There are some wackier theories out there about the role that the occult played in Nazism, most of which have little evidence to support them. Perhaps the most extreme and, in a way, comforting example would be the idea that Hitler was possessed by a demon, a theory based mainly off of a passage Hitler underlined in a copy of a book titled Magic: History, Theory and Practice, reading, “He who does not carry demonic seeds within him will never give birth to a new world.”
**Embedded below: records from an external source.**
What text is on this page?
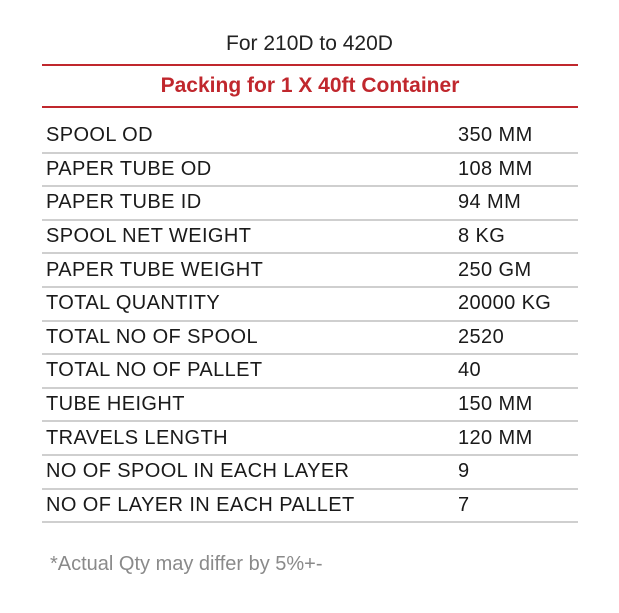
For 210D to 420D
Packing for 1 X 40ft Container
SPOOL OD	350 MM
PAPER TUBE OD	108 MM
PAPER TUBE ID	94 MM
SPOOL NET WEIGHT	8 KG
PAPER TUBE WEIGHT	250 GM
TOTAL QUANTITY	20000 KG
TOTAL NO OF SPOOL	2520
TOTAL NO OF PALLET	40
TUBE HEIGHT	150 MM
TRAVELS LENGTH	120 MM
NO OF SPOOL IN EACH LAYER	9
NO OF LAYER IN EACH PALLET	7
*Actual Qty may differ by 5%+-
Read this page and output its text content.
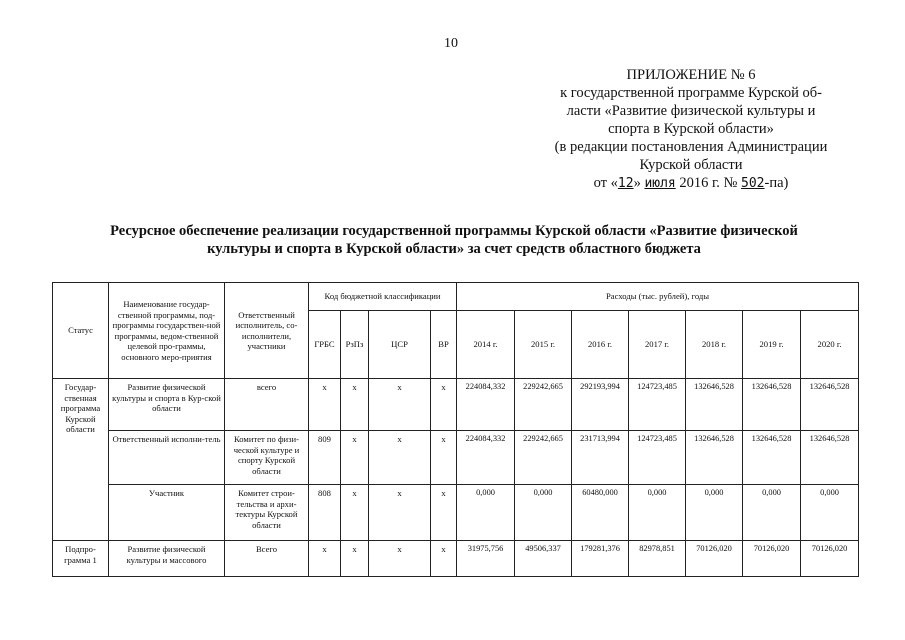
10
ПРИЛОЖЕНИЕ № 6
к государственной программе Курской об-
ласти «Развитие физической культуры и
спорта в Курской области»
(в редакции постановления Администрации
Курской области
от «12» июля 2016 г. № 502-па)
Ресурсное обеспечение реализации государственной программы Курской области «Развитие физической
культуры и спорта в Курской области» за счет средств областного бюджета
Статус	Наименование государ-ственной программы, под-программы государствен-ной программы, ведом-ственной целевой про-граммы, основного меро-приятия	Ответственный исполнитель, со-исполнители, участники	Код бюджетной классификации				Расходы (тыс. рублей), годы						
			ГРБС	РзПз	ЦСР	ВР	2014 г.	2015 г.	2016 г.	2017 г.	2018 г.	2019 г.	2020 г.
Государ-ственная программа Курской области	Развитие физической культуры и спорта в Кур-ской области	всего	х	х	х	х	224084,332	229242,665	292193,994	124723,485	132646,528	132646,528	132646,528
	Ответственный исполни-тель	Комитет по физи-ческой культуре и спорту Курской области	809	х	х	х	224084,332	229242,665	231713,994	124723,485	132646,528	132646,528	132646,528
	Участник	Комитет строи-тельства и архи-тектуры Курской области	808	х	х	х	0,000	0,000	60480,000	0,000	0,000	0,000	0,000
Подпро-грамма 1	Развитие физической культуры и массового	Всего	х	х	х	х	31975,756	49506,337	179281,376	82978,851	70126,020	70126,020	70126,020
There have also been rumors of an occult society based on Vril, a magical substance described in the book The Coming Race. This 19th century work of fiction describes a traveler exploring a cave who becomes lost and discovers subterranean civilization peopled by supernatural beings called the Vril-Ya. In the novel, these beings made use of a fluid called Vril, which they could telepathically manipulate to heal, destroy, or change their surroundings. Although the existence of an occult society focused on a supposedly real version of Vril are unverified, it’s not difficult to imagine that such a society could have found purchase in the occult-obsessed Nazi society.

Further speculation abounds. Some contend that Hitler and the Thule Society worked together to secretly found a secret, totalitarian global government referred to as the New World Order. Others claim that (in)famous occultist Aleister Crowley had made contact with Hitler, or that Hitler had been trained in mind control techniques to control the crowds of Germans he addressed during his speeches. Still others claim that Hitler possessed the Spear of Destiny, the spear that pierced Christ when he was crucified and is claimed to magically guarantee its wielder victory in all their exploits, with the caveat that if they lose the lance they will die.

There are a number of successively stranger and stranger theories about the Nazis and their connection with the occult, a great deal of which have no basis in reality. But developing fantastical, magical theories about how the Nazis came about and how they succeeded in sowing so much horror and destruction is comforting. If they possessed occult power, then we wouldn’t have to confront the horrible truth — that regular, flesh-and-blood humans are capable of terrible things all on their own.